When a user program calls sys_write(1, "hello", 5):

  1. Registers are populated: EAX=2, EBX=1 (stdout), ECX=*buf, EDX=5.
  2. The user application executes int $0x80.
  3. The CPU's hardware privilege separation kicks in: it looks at the Task State Segment (TSS) specifically at the esp0 pointer to find the current process's kernel stack.
  4. The CPU pushes the userspace EIP, CS, EFLAGS, ESP, and SS onto the kernel stack, switching context from Ring 3 to Ring 0.
  5. The kernel's isr_handler takes over, looks at EAX, and dispatches to the sys_write C function.
  6. The VGA driver prints the characters.
  7. An iret assembly instruction executes, restoring the userspace context and dropping back to Ring 3.

💻 The Interactive Shell

The crown jewel of AnubhavOS is its interactive shell, loaded as a flat binary by the exec("shell.bin") command during kernel initialization.

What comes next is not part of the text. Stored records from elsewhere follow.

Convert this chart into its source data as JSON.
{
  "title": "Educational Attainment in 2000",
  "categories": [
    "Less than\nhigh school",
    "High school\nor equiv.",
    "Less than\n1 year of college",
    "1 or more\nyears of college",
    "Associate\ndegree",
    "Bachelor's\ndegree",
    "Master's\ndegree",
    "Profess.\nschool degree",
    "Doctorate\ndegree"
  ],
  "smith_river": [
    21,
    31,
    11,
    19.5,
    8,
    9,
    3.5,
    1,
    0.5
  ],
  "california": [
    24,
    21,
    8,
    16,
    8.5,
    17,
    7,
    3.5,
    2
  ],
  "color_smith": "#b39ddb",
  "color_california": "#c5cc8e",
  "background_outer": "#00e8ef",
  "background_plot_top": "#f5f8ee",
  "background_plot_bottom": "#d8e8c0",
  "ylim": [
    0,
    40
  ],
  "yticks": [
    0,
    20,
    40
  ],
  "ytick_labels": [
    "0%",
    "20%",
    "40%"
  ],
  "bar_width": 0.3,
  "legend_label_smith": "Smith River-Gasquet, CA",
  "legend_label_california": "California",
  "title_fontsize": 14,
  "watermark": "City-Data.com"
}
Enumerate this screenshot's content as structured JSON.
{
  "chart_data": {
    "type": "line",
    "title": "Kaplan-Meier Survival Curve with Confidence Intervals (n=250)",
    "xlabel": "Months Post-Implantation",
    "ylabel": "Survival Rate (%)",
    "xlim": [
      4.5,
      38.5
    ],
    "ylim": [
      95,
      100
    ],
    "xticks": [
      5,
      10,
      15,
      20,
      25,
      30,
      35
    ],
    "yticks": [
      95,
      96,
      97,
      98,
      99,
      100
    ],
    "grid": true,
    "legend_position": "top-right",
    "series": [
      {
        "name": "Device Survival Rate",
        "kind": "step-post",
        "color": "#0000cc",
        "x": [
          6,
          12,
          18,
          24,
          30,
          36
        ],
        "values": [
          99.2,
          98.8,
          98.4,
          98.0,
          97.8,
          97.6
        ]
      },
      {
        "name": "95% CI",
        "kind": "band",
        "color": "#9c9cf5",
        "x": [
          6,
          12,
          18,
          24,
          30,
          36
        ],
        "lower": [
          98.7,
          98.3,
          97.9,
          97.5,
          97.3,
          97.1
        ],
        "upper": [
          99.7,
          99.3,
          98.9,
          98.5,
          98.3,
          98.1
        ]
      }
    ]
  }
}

The shell implements its own readline equivalent without any standard C library (no libc). It uses sys_read(0, &char, 1) to read the keyboard file descriptor.

Under the hood, a keyboard press triggers IRQ1. The kernel handles the interrupt, translates the raw PS/2 scancode to ASCII, and pushes it to a ring buffer. Meanwhile, sys_read blocks using a sti; hlt loop, yielding the CPU to the idle process until the character arrives.

Built-in Commands

The shell evaluates the input buffer and routes it to various built-in commands:

  • ls uses sys_readdir against the ramfs filesystem (extracted from initramfs.img).
  • cat opens a file descriptor, loops sys_read, and prints the chunks.
  • uptime queries sys_uptime() (which divides the PIT timer ticks by 100 Hz).
  • meminfo extracts physical page allocations from the PMM.
  • ps queries the scheduler's circular linked list of processes.

🎓 The Educational Value

Building AnubhavOS wasn't about replacing Linux; it was about understanding what Linux does under the hood. Removing the abstractions of an OS forces you to deal with physical realities: moving cursors by writing to VGA memory-mapped I/O, protecting against the kernel heap overwriting the boot modules, and correctly setting tss.esp0 before every context switch to avoid catastrophic stack corruption.

The full source code, including a custom mkramfs tool for packing the initial ramdisk, is available on GitHub.